Our Life And This Land Are One

Beltane                      Waxing Flower Moon

The garden beckons, so a short one this morning.  I’m set for having the garden planted before I leave next Friday, atulips674 week from tomorrow.  Everything I need to get in the ground before I get back will have a spot:  various tomato plants and potato eyes, broccoli, cauliflower, egg plant, onions, leek, chard, greens and cucumbers.

There is a sense of wholeness now as the orchard begins to blossom, the vegetable garden for this year starts to grow and the perennial flowers, hosta, ferns and bugbane blossom and emerge.   With the ecological garden’s work later this month we will have a yet more integrated homestead, with food and flowers, bees and a home of their own for the grandkids.

This must be a similar feeling to a farmer’s, a feeling that our life and this land are one.  That means, too, that as the garden comes to life, a certain part of my Self also comes to life, when it grows, so do I.  As the harvest comes in so do I harvest fruits within my Self.

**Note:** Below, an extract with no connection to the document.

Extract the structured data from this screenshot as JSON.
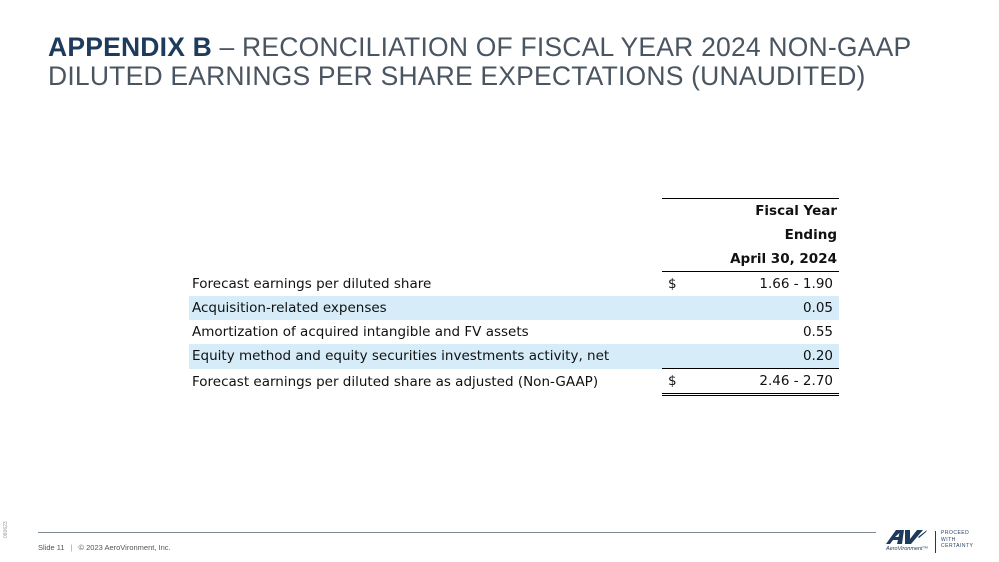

When the garden begins to go fallow in late August through October, another aspect of my Self blossoms.  In this light I can see September 29th, the Feast of  St. Michael the Archangel, as the springtime of the  soul.  This begins a period more reflective and contemplative, a period, too, when my creativity flowers.  As outside, so inside.

Blessed be.

This May Night Has A Sacred Presence

Beltane                Waxing  Flower Moon

When I walk outside at night, on the back deck, the flower moon shines, almost full.  A May rain has dampened all the earth in the back, where the vegetables seeds wait for the right combination of moisture and heat to spring to life, begin their season.  The earth on this May night gives off a scent, a strong scent,  the odor of fertility.

It was said that the odor of sanctity, a scent associated with saints, was the smell of roses.  I’ll go with the smell of roses and leave the sanctity to the theologians, but this May night has a sacred presence, the presence of life and the inanimate in an intimate union.

Moon light on a growing garden, an orchard beginning to leaf out, tulips and daffodils folded up for the night, are the early signs of a northern summer.

A northern summer has a marked difference from the southern US or Southeast Asia, which my brother refers as the land of endless summer.  We come to summer after a long, cold, sometimes difficult winter.  The greens, the yellows, the reds and blues of summer gladden the heart, create a sense of openness and possibility, so welcome.  In lands where the seasons are only dry or wet, but always hot there is no caesura, a fallow time, for contrast.

Right now, to step outside in the dark, with a fine bright moon, is to walk into the Otherworld straight out of the Land of Winter.  Magical.